To pronounce a “plain”, non-ejective version of, say, a /p/ we press the lips together, which prevents the air from escaping the mouth for a short moment, and then release abruptly, which lets the air explode out of the mouth (try it!). To say a non-ejective /t/ we use the same “close-and-release” strategy, but instead of pressing the lips together, we press the tip of the tongue at or behind the upper teeth; a non-ejective /k/ is achieved by the same “close-and-release” technique but pressing the back portion of the tongue against the soft palate (that’s the soft part at the back of the roof the mouth).

Their ejective counterparts are pronounced in the same fashion, but in addition to creating a closure in the mouth (with the lips, tip or back portion of the tongue), the space between the vocal cords in the larynx (called “glottis”) is closed and released as well. While it sounds exotic enough, we are familiar with this glottal closure in English too: we do it in the middle of oh-uh! (and it sounds like a moment of silence). In the case of ejective sounds, it is this additional closure of the glottis that creates the dramatic burst of air that distinguishes an ejective sound from a “plain” one. You can hear some ejective sounds pronounced here.

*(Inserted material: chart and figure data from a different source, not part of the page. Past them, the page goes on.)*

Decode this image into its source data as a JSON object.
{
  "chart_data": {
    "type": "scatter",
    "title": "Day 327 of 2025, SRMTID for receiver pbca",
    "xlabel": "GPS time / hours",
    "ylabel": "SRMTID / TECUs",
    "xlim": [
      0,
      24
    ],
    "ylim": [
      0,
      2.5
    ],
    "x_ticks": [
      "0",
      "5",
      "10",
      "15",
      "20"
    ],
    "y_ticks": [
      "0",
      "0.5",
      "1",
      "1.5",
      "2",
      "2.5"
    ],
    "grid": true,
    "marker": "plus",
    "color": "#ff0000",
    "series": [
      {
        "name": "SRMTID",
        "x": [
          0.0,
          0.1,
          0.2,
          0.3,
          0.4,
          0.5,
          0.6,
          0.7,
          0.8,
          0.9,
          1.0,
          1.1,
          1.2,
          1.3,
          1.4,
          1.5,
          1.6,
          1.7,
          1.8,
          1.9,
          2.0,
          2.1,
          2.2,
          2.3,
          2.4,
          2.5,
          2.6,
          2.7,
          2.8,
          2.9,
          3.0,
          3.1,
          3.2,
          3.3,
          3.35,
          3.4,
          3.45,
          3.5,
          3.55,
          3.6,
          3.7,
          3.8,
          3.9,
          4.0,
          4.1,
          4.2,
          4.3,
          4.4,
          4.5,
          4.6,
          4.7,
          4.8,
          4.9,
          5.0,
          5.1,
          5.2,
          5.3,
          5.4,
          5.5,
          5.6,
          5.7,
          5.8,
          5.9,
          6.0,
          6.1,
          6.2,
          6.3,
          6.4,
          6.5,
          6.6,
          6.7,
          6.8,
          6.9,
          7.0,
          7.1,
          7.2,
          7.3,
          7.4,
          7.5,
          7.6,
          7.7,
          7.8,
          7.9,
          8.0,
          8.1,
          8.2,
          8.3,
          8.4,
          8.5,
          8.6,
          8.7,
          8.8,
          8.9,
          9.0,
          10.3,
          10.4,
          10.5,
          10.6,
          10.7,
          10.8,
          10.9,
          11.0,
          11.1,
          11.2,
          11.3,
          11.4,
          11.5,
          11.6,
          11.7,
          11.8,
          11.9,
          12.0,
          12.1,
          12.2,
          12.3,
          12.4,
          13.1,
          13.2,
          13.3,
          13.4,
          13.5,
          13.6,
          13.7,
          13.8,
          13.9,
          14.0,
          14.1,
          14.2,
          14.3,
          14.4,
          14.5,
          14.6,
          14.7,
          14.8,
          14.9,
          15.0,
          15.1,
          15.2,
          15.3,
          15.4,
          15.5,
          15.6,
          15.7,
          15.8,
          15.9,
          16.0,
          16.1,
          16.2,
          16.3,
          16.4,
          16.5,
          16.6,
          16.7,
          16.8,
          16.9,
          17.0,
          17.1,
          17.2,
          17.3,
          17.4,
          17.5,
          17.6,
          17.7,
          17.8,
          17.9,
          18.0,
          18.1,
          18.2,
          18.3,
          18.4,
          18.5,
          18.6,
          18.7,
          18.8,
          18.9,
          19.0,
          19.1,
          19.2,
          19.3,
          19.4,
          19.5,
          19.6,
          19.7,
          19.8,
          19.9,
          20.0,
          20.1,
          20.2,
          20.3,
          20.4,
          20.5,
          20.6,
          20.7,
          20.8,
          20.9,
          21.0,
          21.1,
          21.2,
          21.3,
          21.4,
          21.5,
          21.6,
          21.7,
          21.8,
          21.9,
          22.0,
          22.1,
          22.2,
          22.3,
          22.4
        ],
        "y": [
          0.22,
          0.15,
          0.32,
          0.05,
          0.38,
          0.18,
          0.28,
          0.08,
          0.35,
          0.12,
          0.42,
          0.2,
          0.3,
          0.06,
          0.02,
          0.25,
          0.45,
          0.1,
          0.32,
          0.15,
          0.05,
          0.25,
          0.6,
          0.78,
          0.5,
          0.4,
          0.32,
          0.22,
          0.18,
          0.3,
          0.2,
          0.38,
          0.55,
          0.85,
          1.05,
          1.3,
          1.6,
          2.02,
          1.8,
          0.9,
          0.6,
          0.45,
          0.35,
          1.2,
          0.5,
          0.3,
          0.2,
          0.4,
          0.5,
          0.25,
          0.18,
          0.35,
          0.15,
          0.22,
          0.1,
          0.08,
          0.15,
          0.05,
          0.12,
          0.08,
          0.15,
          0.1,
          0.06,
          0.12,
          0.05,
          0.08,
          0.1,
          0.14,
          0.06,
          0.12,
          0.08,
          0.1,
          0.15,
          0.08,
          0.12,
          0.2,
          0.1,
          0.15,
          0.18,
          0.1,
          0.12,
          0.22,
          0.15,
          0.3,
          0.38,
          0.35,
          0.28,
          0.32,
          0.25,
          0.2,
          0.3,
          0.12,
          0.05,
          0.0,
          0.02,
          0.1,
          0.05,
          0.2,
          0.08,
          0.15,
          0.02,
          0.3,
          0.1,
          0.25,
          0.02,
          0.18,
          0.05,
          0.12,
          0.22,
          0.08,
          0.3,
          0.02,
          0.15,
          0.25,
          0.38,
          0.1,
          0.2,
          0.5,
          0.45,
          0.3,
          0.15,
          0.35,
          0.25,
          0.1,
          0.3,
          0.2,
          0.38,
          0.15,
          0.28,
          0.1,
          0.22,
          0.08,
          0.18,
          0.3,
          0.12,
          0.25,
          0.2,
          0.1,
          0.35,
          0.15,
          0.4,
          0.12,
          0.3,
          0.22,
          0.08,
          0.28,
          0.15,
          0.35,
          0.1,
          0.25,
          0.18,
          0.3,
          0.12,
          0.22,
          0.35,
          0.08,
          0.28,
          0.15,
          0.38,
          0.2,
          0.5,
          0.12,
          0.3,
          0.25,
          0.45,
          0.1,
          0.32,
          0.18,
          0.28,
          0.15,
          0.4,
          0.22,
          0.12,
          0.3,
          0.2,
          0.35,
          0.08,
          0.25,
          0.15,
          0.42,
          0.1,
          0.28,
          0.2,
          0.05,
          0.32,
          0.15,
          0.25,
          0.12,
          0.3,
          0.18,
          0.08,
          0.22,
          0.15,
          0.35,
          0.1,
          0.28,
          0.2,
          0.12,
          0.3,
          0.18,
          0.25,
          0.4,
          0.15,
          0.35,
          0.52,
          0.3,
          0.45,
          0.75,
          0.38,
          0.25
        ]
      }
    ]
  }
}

Do they sound exotic enough? As it turns out, quite a few of the world’s languages have such ejective sounds. In fact, 92 out of 567 languages in the World Atlas of Linguistic Structures have them (see map below). Perhaps the best known examples of languages with ejective sounds come from the Caucasus region, between the Black and Caspian seas. Languages from all four language families indigenous to this region have ejective sounds, including Abkhaz (Northwest Caucasian family), Ingush (Nakh family), Dido (Northeast Caucasian family), and Georgian (South Caucasian, or Kartvelian, family). Moreover, ejectives are found even in languages from other language families that are spoken in the region, most notably (some dialects of) Armenian and Ossetian (more on the latter in a later GeoCurrents post). Outside the Caucasus region, ejective sounds can be heard in Athabaskan, Siouan and Salishan languages of North America; Quechua and Aymara, spoken in Bolivia; Amharic, one of the major languages of Ethiopia; Hadza and Sandawe, two Khoisan languages spoken in Tanzania; their Khoisan relatives in southern Africa; and Itelmen, an endangered language spoken in Kamchatka.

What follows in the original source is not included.